INFANT MORTALITY REDUCTION
The Infant Mortality Rate (IMR), defined as the rate at which infants do not survive their first year of life, is monitored and compared throughout the world as a critical indicator of the health of populations. Although the differences are very small, Worcester has had a persistently higher IMR than Massachusetts and the United States overall.
The puzzle of why so many babies are not surviving in a city that has superb prenatal and newborn care galvanized a group of community leaders, including faculty and clinicians from UMass Medical School and UMass Memorial Health Care, to work together in search of causes and solutions; in the mid-1990s they established the Worcester Infant Mortality Reduction Task Force. Members looked at the known risk factors for infant mortality, such as mothers being smokers, teenagers or unmarried, and were taken aback when it was discovered that these risk factors did not apply to the population of women whose babies were dying. Rather, the Task Force determined that many of these babies had been born to immigrant women from Western Africa, predominantly Ghana.
UMass Medical School faculty are founding members of the Worcester Infant Mortality Reduction Task Force, comprising clinicians, state and city public health departments, social service agencies, and community members and groups to respond to Worcester’s higher than average infant mortality rate.
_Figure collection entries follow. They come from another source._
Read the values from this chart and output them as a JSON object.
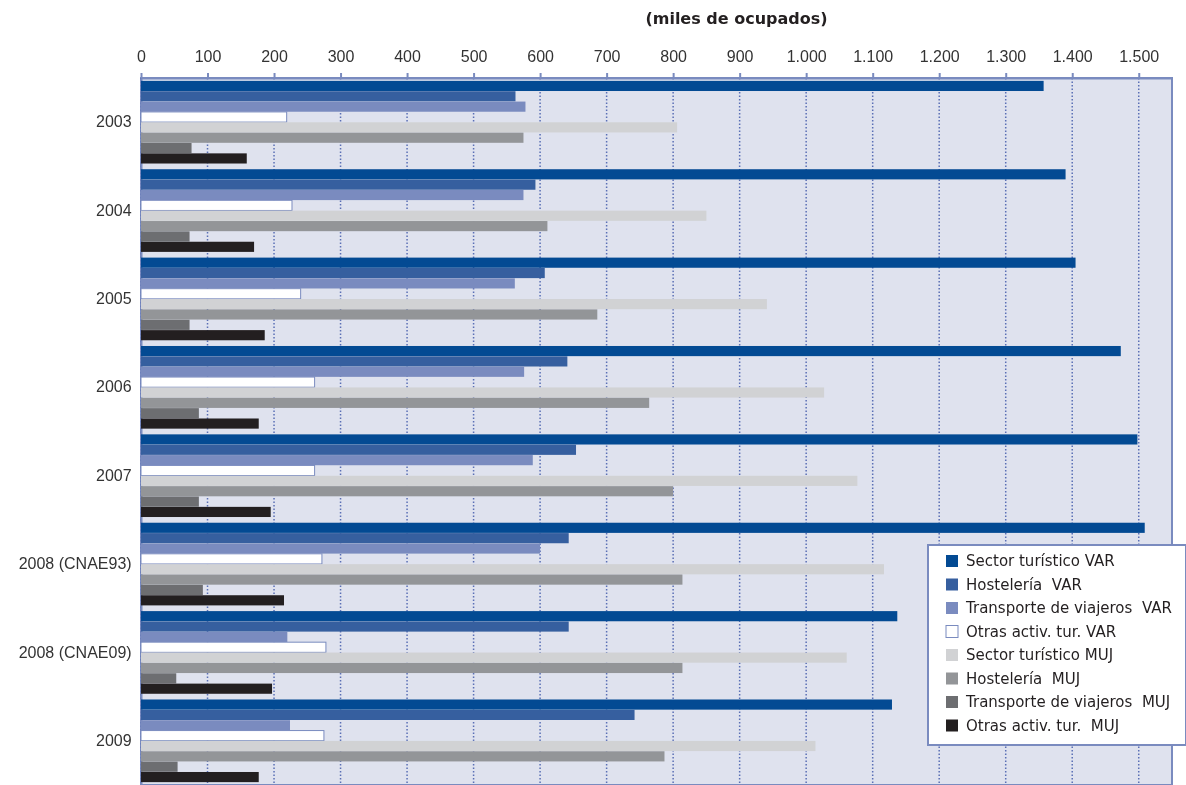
{
  "chart_data": {
    "type": "bar",
    "orientation": "horizontal",
    "xlabel": "(miles de ocupados)",
    "categories": [
      "2003",
      "2004",
      "2005",
      "2006",
      "2007",
      "2008 (CNAE93)",
      "2008 (CNAE09)",
      "2009"
    ],
    "series": [
      {
        "name": "Sector turístico VAR",
        "color": "#034a93",
        "values": [
          1357,
          1390,
          1405,
          1473,
          1498,
          1509,
          1137,
          1129
        ]
      },
      {
        "name": "Hostelería  VAR",
        "color": "#365f9f",
        "values": [
          563,
          593,
          607,
          641,
          654,
          643,
          643,
          742
        ]
      },
      {
        "name": "Transporte de viajeros  VAR",
        "color": "#7a8bbf",
        "values": [
          578,
          575,
          562,
          576,
          589,
          600,
          220,
          224
        ]
      },
      {
        "name": "Otras activ. tur. VAR",
        "color": "#ffffff",
        "values": [
          219,
          227,
          240,
          261,
          261,
          272,
          278,
          275
        ]
      },
      {
        "name": "Sector turístico MUJ",
        "color": "#d1d2d4",
        "values": [
          806,
          850,
          941,
          1027,
          1077,
          1117,
          1061,
          1014
        ]
      },
      {
        "name": "Hostelería  MUJ",
        "color": "#939598",
        "values": [
          575,
          611,
          686,
          764,
          800,
          814,
          814,
          787
        ]
      },
      {
        "name": "Transporte de viajeros  MUJ",
        "color": "#6d6e71",
        "values": [
          76,
          73,
          73,
          87,
          87,
          93,
          53,
          55
        ]
      },
      {
        "name": "Otras activ. tur.  MUJ",
        "color": "#231f20",
        "values": [
          159,
          170,
          186,
          177,
          195,
          215,
          197,
          177
        ]
      }
    ],
    "xlim": [
      0,
      1550
    ],
    "xticks": [
      0,
      100,
      200,
      300,
      400,
      500,
      600,
      700,
      800,
      900,
      {
        "value": 1000,
        "label": "1.000"
      },
      {
        "value": 1100,
        "label": "1.100"
      },
      {
        "value": 1200,
        "label": "1.200"
      },
      {
        "value": 1300,
        "label": "1.300"
      },
      {
        "value": 1400,
        "label": "1.400"
      },
      {
        "value": 1500,
        "label": "1.500"
      }
    ],
    "grid": "x",
    "legend": "bottom right"
  }
}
The Task Force’s research has found that infants at highest risk of death in Worcester are born to women who emigrated from West African countries such as Ghana and Liberia.
An interdisciplinary team of medical and nursing students studied Worcester’s Ghanaian immigrant families to develop plans for action in partnership with the Task Force.
One such initiative is a series of public service announcements to educate the public about risk factors for infant mortality and what individuals can do to reduce those risks.
This finding caught the attention of Rosemary Theroux, RNC, PhD, assistant professor in the Graduate School of Nursing, who saw the IMR issue as an opportunity for study by her Community Health Clerkship group (pictured left with Dr. Theroux). UMass Medical School is currently the only medical school in the nation that requires first-year medical students to study health problems of populations traditionally neglected in medical education by spending a two-week clerkship in local communities; Dr. Theroux’s group was the first to include nursing students.
The group found that, rather than the usual risk factors associated with infant mortality, Ghanaian infant deaths can be traced to indigenous cultural outlooks and practices, such as not considering pregnancy a medical condition and, therefore, not seeking prenatal care. The students noted that physicians can make improvements in communication with patients by acknowledging and encouraging the need for an interpreter; adjusting the patient interview to account for culturally sensitive topics such as sexual history and mental health; and conferring with community case managers. Community outreach to African women, through trusted entities such as churches, is also effective in persuading them to seek prenatal care in earlier stages of pregnancy than is customary in their culture.
Theroux encouraged the students to present their findings to the Infant Mortality Reduction Task Force. Their presentation validated one of the Task Force’s key objectives, according to its chair, Marianne E. Felice, MD, professor and chair of pediatrics at the Medical School. “To reduce infant mortality, doctors, nurses and caregivers must be culturally respectful to help encourage women to seek prenatal care.”